Sunday, 18 November 2007

Micol Assaël: Chizhevsky Lessons - Valentina Ravaglia

Micol Assaël, Chizhevsky Lessons

Kunsthalle Basel, 14 April– 16 June 2007


I had an electrifying encounter last summer (excuse the pun). I had heard about Micol Assaël, a young Italian artist who appeared out of nowhere to participate in two editions of the Venice’s Biennale (2003 and 2005), but never had a chance to experience any of her disquieting installations, using obsolete science lab equipments to apply even more obsolete scientific theories in works that take the form of resilience experiments conducted directly on the visiting public.

Taking the idea of aesthetic experience quite literally, her enveloping environments have a tactile quality that hits the beholder in an unexpected, almost violent way. Even if you are aware of the nature of Assaël’s work, even if a sign posted outside the installation room warns you about its real potential danger, you still don’t expect to feel so very uneasy, once you enter the seemingly empty space of the Basel Kunstalle’s largest room. For the Chizhevsky Lessons, Assaël has suspended a series of copper panels to the room’s vaulted ceiling, high enough for the visitors not to be able to touch them, but still close enough to feel them. Feel, as their function is to give air particles a negative charge, thanks to a customised power generator hanging nearby, turning the whole room into an electrostatic chamber. This physical phenomenon is well known to all of us: it happens when we rub our skin against certain kinds of fabric, when we brush our hair or when we get those small, annoying electric shocks when getting out of a car: in general, whenever we touch someone or something that carries an opposite charge. Only here this magnetism is inescapable, surrounds everything and everyone, and is clearly perceivable as something unnatural. “By no means touch the face of another visitor (especially the eyes)”, the sign outside the door said, but if my first reaction was a puzzled smile, here the tension is real – and it seriously made me feel nervous and uncomfortable. I had to walk out quickly and take a deep breath.

Alexander Chizhevsky was a Russian physicist who studied the interactions between electrostatic fields and the human psyche, testing ionised air on people as a way to find correlations “between solar activity and significant historical events such as wars and revolutions” (I have to quote the press release on this, as I am not very familiar with Chizhevsky’s theories, as probably the vast majority of the exhibition visitors). But the fascination of Micol Assaël with obscure scientific speculations is little more than an excuse to recreate a state of mind – that of danger, of fear, of anxiety, which an increasingly technological warfare industry has perfected as its major byproduct.
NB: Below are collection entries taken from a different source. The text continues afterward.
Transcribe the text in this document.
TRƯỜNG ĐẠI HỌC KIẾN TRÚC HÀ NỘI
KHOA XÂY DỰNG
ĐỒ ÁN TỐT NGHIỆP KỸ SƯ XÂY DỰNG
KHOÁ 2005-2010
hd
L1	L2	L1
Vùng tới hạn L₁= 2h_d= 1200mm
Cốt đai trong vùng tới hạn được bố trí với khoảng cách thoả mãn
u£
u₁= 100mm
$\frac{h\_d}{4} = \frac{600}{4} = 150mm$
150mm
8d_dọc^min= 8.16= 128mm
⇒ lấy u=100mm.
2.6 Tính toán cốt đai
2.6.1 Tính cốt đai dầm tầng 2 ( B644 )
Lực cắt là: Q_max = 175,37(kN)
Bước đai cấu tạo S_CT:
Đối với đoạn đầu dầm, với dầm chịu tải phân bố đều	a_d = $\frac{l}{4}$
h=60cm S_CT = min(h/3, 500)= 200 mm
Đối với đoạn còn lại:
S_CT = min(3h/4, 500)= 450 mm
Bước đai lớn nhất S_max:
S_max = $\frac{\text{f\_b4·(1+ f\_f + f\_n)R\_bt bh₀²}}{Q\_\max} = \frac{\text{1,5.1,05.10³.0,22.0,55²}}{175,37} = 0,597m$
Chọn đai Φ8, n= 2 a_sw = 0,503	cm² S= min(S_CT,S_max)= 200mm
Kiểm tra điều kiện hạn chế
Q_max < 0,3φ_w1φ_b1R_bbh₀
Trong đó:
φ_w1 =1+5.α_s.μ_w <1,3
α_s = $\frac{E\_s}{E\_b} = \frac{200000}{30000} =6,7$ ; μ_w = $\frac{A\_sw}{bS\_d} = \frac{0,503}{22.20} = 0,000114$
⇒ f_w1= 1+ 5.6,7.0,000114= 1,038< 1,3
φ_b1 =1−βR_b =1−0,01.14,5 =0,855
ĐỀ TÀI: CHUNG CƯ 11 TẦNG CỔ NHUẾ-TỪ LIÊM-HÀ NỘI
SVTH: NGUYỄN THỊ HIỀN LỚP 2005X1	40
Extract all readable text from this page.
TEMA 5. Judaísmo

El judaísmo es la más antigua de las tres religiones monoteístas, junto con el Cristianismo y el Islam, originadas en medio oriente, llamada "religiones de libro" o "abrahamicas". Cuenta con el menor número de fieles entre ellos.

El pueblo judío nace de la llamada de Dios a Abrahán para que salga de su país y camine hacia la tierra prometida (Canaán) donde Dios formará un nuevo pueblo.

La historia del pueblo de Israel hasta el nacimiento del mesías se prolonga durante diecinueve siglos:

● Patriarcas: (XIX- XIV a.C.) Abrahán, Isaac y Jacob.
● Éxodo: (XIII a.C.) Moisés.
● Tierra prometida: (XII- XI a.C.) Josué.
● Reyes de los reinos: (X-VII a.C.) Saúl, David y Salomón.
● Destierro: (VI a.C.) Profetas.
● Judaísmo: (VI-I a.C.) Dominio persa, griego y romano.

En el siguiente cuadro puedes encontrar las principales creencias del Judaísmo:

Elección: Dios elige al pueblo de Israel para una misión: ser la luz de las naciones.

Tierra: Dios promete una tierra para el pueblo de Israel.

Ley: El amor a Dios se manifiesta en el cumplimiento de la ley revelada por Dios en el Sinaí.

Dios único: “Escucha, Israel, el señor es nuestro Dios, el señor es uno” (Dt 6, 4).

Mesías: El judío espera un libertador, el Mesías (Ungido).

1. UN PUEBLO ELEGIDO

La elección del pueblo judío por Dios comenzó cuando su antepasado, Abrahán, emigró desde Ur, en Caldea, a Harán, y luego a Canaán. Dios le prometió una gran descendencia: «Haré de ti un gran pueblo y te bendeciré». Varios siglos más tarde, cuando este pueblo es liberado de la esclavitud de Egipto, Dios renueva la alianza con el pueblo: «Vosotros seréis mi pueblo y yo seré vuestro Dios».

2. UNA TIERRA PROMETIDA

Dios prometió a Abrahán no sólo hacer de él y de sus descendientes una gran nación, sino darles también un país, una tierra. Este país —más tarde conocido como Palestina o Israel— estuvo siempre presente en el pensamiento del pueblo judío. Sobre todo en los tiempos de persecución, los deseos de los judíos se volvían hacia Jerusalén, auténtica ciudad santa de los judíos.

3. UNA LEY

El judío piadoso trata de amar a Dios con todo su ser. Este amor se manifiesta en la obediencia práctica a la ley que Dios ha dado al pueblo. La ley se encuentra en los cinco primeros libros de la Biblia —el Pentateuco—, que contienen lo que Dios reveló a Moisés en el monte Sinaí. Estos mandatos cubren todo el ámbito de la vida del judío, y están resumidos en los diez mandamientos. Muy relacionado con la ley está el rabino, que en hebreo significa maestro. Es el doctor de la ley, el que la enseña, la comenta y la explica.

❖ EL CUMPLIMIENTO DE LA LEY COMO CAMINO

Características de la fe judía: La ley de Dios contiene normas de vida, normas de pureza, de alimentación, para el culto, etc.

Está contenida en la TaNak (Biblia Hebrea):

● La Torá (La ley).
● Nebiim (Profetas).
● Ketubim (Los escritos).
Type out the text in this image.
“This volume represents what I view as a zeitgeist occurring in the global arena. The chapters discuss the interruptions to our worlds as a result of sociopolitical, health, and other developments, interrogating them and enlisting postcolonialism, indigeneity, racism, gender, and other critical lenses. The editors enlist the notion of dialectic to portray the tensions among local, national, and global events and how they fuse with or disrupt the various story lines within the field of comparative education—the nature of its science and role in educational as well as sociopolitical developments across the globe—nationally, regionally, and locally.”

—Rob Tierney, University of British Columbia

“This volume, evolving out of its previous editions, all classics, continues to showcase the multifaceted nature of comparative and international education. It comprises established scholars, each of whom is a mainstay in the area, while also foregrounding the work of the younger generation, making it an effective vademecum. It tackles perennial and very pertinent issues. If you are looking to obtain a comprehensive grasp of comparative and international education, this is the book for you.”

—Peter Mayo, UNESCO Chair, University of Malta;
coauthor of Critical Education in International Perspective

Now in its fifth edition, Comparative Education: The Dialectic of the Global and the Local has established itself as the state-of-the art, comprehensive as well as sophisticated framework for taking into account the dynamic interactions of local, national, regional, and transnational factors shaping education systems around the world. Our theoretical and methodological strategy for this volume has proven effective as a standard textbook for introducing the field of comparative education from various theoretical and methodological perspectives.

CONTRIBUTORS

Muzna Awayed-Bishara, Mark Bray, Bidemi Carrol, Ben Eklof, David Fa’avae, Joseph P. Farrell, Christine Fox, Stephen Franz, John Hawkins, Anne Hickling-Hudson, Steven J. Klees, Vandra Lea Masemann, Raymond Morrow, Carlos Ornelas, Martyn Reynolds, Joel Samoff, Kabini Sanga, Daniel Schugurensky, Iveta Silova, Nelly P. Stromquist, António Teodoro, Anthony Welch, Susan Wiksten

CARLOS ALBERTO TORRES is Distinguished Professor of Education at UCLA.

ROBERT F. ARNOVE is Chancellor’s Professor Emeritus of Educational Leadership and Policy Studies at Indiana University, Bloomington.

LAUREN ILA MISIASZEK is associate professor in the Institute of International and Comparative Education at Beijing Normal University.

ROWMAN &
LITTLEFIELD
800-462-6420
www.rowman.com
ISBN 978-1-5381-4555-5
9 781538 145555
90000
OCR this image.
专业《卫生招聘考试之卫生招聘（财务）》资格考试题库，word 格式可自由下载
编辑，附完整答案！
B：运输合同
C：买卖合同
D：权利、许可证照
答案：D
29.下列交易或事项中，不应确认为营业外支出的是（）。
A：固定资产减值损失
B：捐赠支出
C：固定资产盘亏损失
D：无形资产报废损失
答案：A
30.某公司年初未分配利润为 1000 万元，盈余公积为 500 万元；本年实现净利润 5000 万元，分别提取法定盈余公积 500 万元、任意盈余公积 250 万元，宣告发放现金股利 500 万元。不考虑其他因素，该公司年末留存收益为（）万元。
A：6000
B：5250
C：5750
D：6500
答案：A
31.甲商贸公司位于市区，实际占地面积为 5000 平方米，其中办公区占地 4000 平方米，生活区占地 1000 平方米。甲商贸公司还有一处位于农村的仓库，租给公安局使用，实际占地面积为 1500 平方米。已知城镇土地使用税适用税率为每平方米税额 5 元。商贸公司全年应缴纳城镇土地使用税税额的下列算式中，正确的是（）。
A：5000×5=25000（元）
It doesn’t matter if the technology comes from centuries, decades or minutes ago – fear is universal, and industry has especially progressed in response to military needs and consequent research funds, in the West as well as in the East.

Micol Assaël’s art is about willingly taking a risk, inviting us to explore the darker sides of our psyche, and of science and technology (and its history) as part of our everyday life. Her works are strong and haunting, complex but extremely simple in their emotional outcome. It is the poetics of sublime directly applied to the beholder’s nervous system. All this, with a minimal-oriented, rusty industrial retrò appeal, whereas the formal aspects are absolutely secondary in the weight of the work. The result might not be particularly original in its visual dimension, but it is remarkably thought-provoking in its physical and psychological implications. It is the type of work that can cause a kind of subtler shock-effect, going from your skin to your mind, and not vice versa.